Every day Poets & Writers Magazine scans the headlines—publishing reports, literary dispatches, academic announcements, and more—for all the news that creative writers need to know. Here are today’s stories.
“The plague will continue to crawl out of the woodwork—out of bedrooms, cellars, trunks, handkerchiefs and old papers—as long as human subjects do not question the cruelty and injustice of their social arrangements.” Jacqueline Rose revisits Albert Camus’s The Plague and finds instructions for rebuilding a better world after a pandemic. (London Review of Books)
Publishers Weekly checked in with booksellers in California after governor Gavin Newsom announced modifications to the state’s social distancing protocols. Under the new guidelines, eligible bookstores will be allowed to open for curbside pickup and home delivery on May 8.
“I found Claudia slowly, wastefully, through excessive amounts of time spent on backstory, time which I no longer see as slow or wasteful or excessive, but necessary.” Kristen Millares Young, the author of Subduction, discusses the art of character development. (Believer)
Miranda Popkey offers a window into her editing process by analyzing two versions—a draft and a revision—of a paragraph from her debut novel, Topics of Conversation. (Guernica)

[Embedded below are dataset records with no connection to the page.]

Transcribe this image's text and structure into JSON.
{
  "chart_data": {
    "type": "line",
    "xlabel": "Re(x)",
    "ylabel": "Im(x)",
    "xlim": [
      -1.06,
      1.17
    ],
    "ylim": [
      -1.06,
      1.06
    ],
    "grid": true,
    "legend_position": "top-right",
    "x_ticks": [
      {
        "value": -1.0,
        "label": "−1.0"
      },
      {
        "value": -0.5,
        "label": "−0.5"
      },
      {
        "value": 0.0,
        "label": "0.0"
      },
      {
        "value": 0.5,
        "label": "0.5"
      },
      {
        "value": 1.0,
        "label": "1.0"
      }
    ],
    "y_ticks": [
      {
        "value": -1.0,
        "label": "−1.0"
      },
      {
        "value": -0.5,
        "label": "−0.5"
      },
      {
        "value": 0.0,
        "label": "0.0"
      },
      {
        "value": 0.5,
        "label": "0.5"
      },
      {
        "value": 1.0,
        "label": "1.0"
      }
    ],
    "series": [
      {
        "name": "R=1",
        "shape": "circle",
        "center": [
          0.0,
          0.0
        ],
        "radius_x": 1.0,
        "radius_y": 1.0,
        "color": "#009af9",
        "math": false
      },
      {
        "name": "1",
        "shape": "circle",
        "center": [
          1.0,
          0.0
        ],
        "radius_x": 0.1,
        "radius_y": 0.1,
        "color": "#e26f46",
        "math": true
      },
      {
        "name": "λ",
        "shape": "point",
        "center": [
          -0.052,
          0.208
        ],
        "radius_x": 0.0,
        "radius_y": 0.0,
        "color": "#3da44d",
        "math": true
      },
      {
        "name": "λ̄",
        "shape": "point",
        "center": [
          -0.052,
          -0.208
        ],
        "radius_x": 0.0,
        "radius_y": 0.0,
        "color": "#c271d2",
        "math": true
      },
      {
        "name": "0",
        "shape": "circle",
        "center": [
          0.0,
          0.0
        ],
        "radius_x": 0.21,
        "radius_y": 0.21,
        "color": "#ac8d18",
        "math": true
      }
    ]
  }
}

Jenny Odell, the author of How to Do Nothing, reflects on countering self-doubt, interdisciplinary artmaking, and weathering the coronavirus. (Creative Independent)
Dwight Garner considers various breakfast foods—cereal, bacon, eggs, and more—as they appear in literature. (New York Times)
“More than ever, I am leaning into poetry’s sound. Lately, life is quieter and louder, unnervingly so.” Matthew Schneier recommends the comfort of memorizing a poem. (Cut)
The Millions previews five books of poetry publishing in May, including John Freeman’s The Park and Kiki Petrosino’s White Blood.
And the Daily Shout-Out goes to the Queer Zine Library for its “Behind the Zines” video series, in which zine makers share readings and commentary on their creative processes. The first installment features Kaitlin Chan, who also recently wrote and illustrated a Postcard from the Pandemic for Poets & Writers Magazine.